As a hiring manager, you have hundreds of similar candidates, so you find the easiest / safest way to find someone which is to look at the prestige of the school they attended and the companies they have previously worked for. It's an easy filtering mechanism because it assumes those other organizations have already done the hard work of sifting through it.

ATS - stands for Candidate Tracking System and is a type of software that many large companies rely on to automatically screen candidates. If your applications do not meet the requirements established in these systems, it will not be possible for a human to review it. Because technology has taken the friction out of applying for jobs en masse and has allowed thousands of people to apply in minutes, ATS systems have been created to counter the sheer number of applications coming in.

Do you know where it is not difficult to find work? Minimum wage jobs in retail, fast food, and the gig economy (Uber, Lyft, etc.) that don't require a degree. This is because all of these jobs have been completely standardized so that almost anyone can perform them. People are the gadgets and they have become the merchandise. Because they are so replaceable, you don't need to pay them high salaries.

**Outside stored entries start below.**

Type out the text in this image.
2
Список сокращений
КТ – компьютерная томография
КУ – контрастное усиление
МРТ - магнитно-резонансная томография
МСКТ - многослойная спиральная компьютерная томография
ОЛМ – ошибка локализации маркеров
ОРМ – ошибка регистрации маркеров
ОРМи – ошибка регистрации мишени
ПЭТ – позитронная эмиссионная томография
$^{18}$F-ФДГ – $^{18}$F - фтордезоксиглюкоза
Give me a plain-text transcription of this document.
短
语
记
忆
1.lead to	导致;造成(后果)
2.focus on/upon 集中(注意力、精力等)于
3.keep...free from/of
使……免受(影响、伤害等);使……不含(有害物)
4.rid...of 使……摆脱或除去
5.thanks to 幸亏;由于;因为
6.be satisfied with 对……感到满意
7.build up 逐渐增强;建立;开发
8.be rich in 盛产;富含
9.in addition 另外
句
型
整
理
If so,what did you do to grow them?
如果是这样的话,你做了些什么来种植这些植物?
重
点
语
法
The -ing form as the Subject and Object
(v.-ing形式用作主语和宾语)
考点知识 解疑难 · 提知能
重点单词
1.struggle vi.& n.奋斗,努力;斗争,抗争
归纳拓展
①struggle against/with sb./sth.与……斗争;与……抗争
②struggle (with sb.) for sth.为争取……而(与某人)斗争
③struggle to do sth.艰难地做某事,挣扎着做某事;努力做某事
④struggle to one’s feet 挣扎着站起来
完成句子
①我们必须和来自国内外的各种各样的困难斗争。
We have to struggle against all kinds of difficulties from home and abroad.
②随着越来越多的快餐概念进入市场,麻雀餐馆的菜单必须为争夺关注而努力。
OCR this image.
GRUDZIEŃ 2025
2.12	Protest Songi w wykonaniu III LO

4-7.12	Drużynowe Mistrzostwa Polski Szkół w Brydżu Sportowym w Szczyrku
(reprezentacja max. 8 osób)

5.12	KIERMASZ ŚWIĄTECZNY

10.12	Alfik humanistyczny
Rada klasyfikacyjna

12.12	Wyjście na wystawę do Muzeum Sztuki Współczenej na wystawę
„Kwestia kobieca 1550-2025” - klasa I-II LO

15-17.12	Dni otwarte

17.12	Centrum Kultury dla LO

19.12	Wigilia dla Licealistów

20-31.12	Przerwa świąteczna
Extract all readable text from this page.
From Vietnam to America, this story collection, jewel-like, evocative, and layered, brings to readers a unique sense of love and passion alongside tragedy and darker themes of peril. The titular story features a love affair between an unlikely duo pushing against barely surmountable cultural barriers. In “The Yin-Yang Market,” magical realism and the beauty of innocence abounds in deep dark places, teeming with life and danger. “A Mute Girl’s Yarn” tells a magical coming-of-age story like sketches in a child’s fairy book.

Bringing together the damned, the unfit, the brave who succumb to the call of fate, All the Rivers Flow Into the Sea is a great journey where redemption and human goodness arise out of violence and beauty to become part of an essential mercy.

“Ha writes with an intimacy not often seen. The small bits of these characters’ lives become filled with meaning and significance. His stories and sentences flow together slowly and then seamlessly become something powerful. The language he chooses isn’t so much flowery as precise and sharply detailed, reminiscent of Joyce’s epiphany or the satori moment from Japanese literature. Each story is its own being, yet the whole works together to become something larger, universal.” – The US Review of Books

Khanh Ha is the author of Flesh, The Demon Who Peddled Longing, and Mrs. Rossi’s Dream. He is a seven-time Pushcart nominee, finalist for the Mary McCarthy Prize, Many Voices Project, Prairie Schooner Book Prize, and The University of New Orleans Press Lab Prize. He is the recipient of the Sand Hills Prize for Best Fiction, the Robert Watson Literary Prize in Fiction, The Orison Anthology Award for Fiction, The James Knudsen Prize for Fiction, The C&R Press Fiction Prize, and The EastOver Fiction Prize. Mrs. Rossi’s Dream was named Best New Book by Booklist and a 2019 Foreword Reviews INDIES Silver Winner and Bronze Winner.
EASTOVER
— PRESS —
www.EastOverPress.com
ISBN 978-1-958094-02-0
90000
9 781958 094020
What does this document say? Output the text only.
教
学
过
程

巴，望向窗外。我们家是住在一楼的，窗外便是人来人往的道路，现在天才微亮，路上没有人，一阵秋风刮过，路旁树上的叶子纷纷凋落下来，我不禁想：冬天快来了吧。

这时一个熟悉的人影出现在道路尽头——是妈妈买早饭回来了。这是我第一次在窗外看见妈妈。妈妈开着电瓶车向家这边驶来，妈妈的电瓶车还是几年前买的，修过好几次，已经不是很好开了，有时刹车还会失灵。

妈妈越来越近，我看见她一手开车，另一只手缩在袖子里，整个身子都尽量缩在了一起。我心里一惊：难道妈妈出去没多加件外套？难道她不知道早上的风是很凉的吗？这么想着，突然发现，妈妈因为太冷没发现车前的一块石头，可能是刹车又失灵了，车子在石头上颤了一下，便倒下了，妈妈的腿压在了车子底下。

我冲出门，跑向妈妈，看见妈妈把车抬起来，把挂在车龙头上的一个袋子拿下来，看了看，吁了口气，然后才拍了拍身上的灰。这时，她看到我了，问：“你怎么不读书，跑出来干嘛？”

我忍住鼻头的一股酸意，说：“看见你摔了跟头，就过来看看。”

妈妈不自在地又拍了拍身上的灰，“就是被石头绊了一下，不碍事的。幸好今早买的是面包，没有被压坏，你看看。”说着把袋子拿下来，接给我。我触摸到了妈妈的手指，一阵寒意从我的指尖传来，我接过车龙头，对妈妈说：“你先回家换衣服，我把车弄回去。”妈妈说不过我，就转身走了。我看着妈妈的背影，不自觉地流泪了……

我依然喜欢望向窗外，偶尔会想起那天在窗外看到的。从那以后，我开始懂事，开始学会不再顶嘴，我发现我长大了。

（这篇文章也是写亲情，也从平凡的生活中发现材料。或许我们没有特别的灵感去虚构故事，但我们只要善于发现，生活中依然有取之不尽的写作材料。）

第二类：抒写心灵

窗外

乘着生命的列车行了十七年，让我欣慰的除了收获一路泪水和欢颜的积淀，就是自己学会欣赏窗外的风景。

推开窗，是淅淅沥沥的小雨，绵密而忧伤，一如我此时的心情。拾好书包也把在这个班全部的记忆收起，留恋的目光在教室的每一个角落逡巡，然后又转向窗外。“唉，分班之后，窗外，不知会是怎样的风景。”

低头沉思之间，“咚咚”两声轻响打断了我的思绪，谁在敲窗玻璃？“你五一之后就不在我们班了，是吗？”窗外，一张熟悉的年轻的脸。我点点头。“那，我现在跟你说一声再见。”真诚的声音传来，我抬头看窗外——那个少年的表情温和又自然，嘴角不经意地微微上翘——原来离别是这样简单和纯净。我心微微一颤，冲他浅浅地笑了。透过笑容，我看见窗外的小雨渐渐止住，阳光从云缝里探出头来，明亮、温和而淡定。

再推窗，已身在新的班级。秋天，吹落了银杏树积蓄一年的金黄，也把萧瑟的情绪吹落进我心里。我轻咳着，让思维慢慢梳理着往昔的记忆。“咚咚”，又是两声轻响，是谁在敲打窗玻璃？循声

If you are struggling to get a job, take a moment to see how commodification is impacting the industry and the role you are applying for. Does your profile exactly match the position? Are there thousands of people applying who probably have very similar skills and experiences?

My advice to anyone preparing to succeed in today's world is to focus on differentiating yourself. Accept projects that no one else is doing. Try new things and create unique stories for yourself. Have a foundation of some reputable brands to give you credibility before taking big leaps.

That is the strategy that I have adopted for the last ten years and it has opened many doors for me. As a small-town Chinese boy in South Carolina, my curiosity and desire to pursue different career paths in consulting, finance, and marketing have inadvertently created a differentiated story that helps me stand out in my job search. He got into competitive roles as a strategy on Twitter, allowed me to create my own company jobs, and allowed me to get hired only after a month of job hunting amid COVID.

Understand the current job market and don't be a widget if you want the job.